Lovely enough to rock a centre part at age 45, the Goop CEO wears a black floral frock and white studded sneakers. Her brow is furrowed and lined. “I’m tired. My brain is mush,” she sighs. In an onstage conversation, Meg Ryan suggests that GP try her slender hands at directing, as Ryan herself recently did.
“If I have to add another f***ing thing on my plate,” GP says, “I will commit suicide.”
At the end of a week that saw two celebrity suicides, the comment was jarring. Somehow, though, Gwyneth could get away with it, just as she has used her slightly salty cool girl persona to make this airy, New Age venture seem more down to earth. (“Gwyneth is shiny, beautiful, fun,” explains Olsen. “But we also want the messy.”)
At the sex shop, we locate Goop’s infamous jade egg. You know, the one you put in your “yoni”. More than anything else, it has come to epitomise so much about Goop – the luxe mysticism that draws so many fans, the naked quackery that drives critics to distraction. “A total scam,” Gunter calls it, “which puts you potentially at risk for toxic shock. The jade version sells for $66, the rose quartz for $55. For optimal energy, Goop suggests “recharging” the egg in the moonlight.

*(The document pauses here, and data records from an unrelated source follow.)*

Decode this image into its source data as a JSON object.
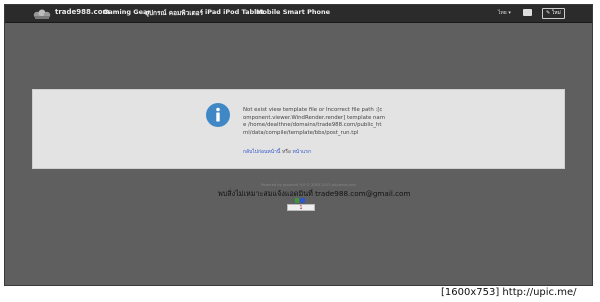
{
  "header": {
    "brand": "trade988.com",
    "nav": [
      "Gaming Gear",
      "อุปกรณ์ คอมพิวเตอร์",
      "iPad iPod Tablet",
      "Mobile Smart Phone"
    ],
    "lang_label": "ไทย ▾",
    "write_label": "✎ ใหม่"
  },
  "message": {
    "text": "Not exist view template file or Incorrect file path :[component.viewer.WindRender.render] template name /home/dealthne/domains/trade988.com/public_html/data/compile/template/bbs/post_run.tpl",
    "back_link": "กลับไปก่อนหน้านี้",
    "or_text": "หรือ",
    "home_link": "หน้าแรก"
  },
  "footer": {
    "powered": "Powered by phpwind 9.0 © 2003-2015 phpwind.com",
    "contact": "พบสิ่งไม่เหมาะสมแจ้งแอดมินที่ trade988.com@gmail.com",
    "counter": "1"
  },
  "watermark": "[1600x753] http://upic.me/",
  "colors": {
    "background": "#5f5f5f",
    "navbar": "#2b2b2b",
    "box": "#e3e3e3",
    "info": "#3f88c5",
    "link": "#2f55c8"
  }
}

Mimi Ayers stocks up on several hundred dollars’ worth of toys and trinkets promoting vaginal beauty and wellbeing, including a $200 Kegel exercise trainer – sort of a Fitbit for the pelvis. She lives in London and Monaco, and is transitioning from investment banking to becoming an entrepreneur “in the women’s health and sexuality space”, she says. “Part of it is a journey for yourself, but Goop has done such a wonderful job curating and embracing the entire ethos of wellness.”
Working on your best self is exhausting. By late afternoon, despite the presence of healers and sages, kombucha and bone broth, spirits are flagging.
GP knows this. “Women are tired. They’re trying to suppress so much in their lives,” she tells us. “There is so much in the strength of the vulnerability of our stories.”
Fortunately, In Goop Health has provided a generous supply of couches, where a couple of women nap like kittens.